Jodhi May plays Claire


What attracted you to the role?


"I read the script and immediately felt that I had to do it or die! It really was one of the most powerful scripts that I have ever read. It was a part I was desperate to play and I felt absolute conviction about it. I thought it was a brilliant piece of writing from Guy [Hibbert], a particularly exciting writer. He has a way of drawing you in to a very emotional, intimate drama between people and he approaches it in a very personal way through characters."


How did you find filming in South Africa?

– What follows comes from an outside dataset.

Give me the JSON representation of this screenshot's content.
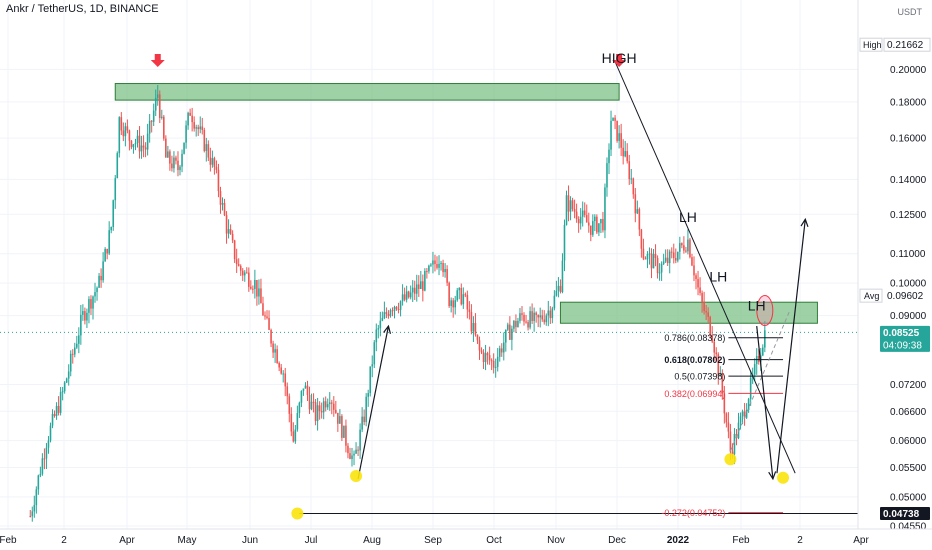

"We shot it in South Africa and the streets were spick and span, unbelievably clean, so we had to get dirt put down so as to create an environment that was Nigerian. David [Attwood] is such a great director and it was a very happy experience. Everyone felt that they were taking part in something that they believed they had to be involved in. It's a subject that a lot of television channels would feel a little nervous about tackling because of the politics involved, however, I think it's really bold, brave and admirable – the kind of drama that should be made more often."


How did you enjoy working with the rest of the cast?


"We were completely spoilt by having such an amazing and wonderful cast. They were the nicest, most utterly professional and supportive people to be working with. Naomie [Harris] is unbelievable; she's incredibly generous as an actor and very down to earth. It was an absolute joy working with her and I felt that we were a great team. I thought that was really important, as our characters were such polar opposites of each other. I can't think of a more wonderful actress to be working with."


Did you know much about the oil industry and Nigeria before working on Blood And Oil?


"I did know a bit about the subject before the drama because some oil workers had been kidnapped a few years before I read the script. The politics and conflicts between oil companies and militants that remain unaddressed and unresolved interest me greatly, yet it is very difficult for journalists to get into the territory at all to report from there. It's hugely complicated but Guy's story tells not only an African issue; it's also a global issue with extensive repercussions."


What about identity?


"That is the irony of the situation. It asks the question of identity. How do you create an identity when your heritage is such a colonial one? That, again, is a very political question as well. How does an African state create an identity when their heritage is a colonial one? You could ask the same questions of Zimbabwe or South Africa. It is interesting from that point of view. More pertinently, the whole oil question is a valuable one and much more far reaching. Guy tackles the question brilliantly and confronts all sorts of issues brilliantly. It raises all sorts of questions which I think is great."


What are your views on women starring in thrillers?


"Guy went against the grain in making a story about two women. He writes beautifully and brilliantly for women, but their roles are a gift. I remember Guy saying that in some ways he finds it easier to write women and I think it's just brilliant!"